Jenkins was assigned to St. Paul to open the 2026 season. In early May, he was placed on the injured list with a shoulder sprain that occurred when running into the outfield wall while making a catch. He began a rehab assignment with Fort Myers on June 13. He then appeared in three rehab games with Cedar Rapids before returning to St. Paul. Jenkins was selected to represent the Twins at the 2026 All-Star Futures Game alongside Kaelen Culpepper. Across 69 games with St. Paul, Jenkins batted .308 with 12 home runs, 28 RBIs, and 17 stolen bases.

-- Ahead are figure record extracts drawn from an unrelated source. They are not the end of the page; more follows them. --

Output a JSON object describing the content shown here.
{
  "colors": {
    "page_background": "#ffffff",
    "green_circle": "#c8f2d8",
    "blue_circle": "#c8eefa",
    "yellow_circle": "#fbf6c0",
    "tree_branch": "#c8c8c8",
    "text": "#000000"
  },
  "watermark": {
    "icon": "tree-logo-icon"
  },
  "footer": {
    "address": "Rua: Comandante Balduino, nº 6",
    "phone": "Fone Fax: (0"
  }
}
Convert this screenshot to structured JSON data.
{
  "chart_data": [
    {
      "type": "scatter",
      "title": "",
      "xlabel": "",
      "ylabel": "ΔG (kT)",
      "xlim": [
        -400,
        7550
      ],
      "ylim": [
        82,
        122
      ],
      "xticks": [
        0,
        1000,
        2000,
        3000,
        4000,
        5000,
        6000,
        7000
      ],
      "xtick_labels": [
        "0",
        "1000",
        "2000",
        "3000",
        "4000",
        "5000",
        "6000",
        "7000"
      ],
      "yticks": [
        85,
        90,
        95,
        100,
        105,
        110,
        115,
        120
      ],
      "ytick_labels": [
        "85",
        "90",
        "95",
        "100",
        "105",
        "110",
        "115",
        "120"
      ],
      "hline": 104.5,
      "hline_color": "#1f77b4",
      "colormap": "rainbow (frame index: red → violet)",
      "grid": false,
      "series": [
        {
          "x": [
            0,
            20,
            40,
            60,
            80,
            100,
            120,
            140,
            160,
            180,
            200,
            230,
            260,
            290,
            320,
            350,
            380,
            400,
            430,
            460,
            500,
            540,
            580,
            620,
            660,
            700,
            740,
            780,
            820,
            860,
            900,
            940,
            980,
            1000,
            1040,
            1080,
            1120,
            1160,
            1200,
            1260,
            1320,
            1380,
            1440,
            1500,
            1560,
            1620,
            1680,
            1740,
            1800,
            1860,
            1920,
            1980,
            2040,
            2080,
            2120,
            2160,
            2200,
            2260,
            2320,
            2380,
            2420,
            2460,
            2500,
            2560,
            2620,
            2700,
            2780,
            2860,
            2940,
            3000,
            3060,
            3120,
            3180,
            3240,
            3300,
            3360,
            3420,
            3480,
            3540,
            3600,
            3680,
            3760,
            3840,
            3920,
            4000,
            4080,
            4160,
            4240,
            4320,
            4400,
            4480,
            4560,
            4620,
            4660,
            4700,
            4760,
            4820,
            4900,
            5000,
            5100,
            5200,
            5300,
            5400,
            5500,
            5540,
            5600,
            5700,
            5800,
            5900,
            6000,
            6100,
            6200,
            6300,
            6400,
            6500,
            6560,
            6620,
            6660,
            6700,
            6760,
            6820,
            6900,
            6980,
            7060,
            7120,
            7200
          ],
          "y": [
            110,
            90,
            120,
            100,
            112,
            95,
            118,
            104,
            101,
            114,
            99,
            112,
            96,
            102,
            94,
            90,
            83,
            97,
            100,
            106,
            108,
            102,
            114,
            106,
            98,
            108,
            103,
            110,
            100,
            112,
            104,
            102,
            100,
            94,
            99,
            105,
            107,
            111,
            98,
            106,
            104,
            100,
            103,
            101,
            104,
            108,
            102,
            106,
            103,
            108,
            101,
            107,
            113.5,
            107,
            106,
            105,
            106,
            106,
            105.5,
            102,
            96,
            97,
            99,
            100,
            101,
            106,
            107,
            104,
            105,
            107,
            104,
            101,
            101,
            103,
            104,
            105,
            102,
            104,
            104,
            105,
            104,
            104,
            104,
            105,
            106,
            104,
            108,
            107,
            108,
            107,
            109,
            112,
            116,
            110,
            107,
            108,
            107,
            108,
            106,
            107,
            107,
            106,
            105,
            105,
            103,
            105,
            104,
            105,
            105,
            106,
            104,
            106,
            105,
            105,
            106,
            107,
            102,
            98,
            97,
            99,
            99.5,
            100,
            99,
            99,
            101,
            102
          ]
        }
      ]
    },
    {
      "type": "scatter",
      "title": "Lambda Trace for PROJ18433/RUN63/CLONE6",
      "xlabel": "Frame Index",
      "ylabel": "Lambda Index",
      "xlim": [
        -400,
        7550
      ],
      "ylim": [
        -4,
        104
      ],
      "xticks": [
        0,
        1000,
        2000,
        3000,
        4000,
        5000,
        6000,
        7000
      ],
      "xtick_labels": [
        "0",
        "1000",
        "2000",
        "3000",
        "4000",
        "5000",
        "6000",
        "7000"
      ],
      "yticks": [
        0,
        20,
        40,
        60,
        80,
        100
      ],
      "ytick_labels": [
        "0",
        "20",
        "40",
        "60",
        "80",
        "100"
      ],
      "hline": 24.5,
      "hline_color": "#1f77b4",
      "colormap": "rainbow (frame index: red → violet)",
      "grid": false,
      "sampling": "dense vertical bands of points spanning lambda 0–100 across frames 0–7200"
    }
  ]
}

On August 27, 2026, the Twins announced that Jenkins would be promoted to the major leagues for the first time following an injury to Byron Buxton. The next day, his contract was officially selected by the Twins. On the same day, batting ninth and starting in center field, he made his major league debut against the Chicago White Sox. He collected his first career hit in the fourth inning with a single off White Sox starting pitcher Luis Castillo and finished the game 1-for-3 with a walk in a loss for the Twins. On August 31, Jenkins hit his first career MLB home run, a two home home run, off Detroit Tigers outfielder Zach McKinstry in an 11–1 Twins win.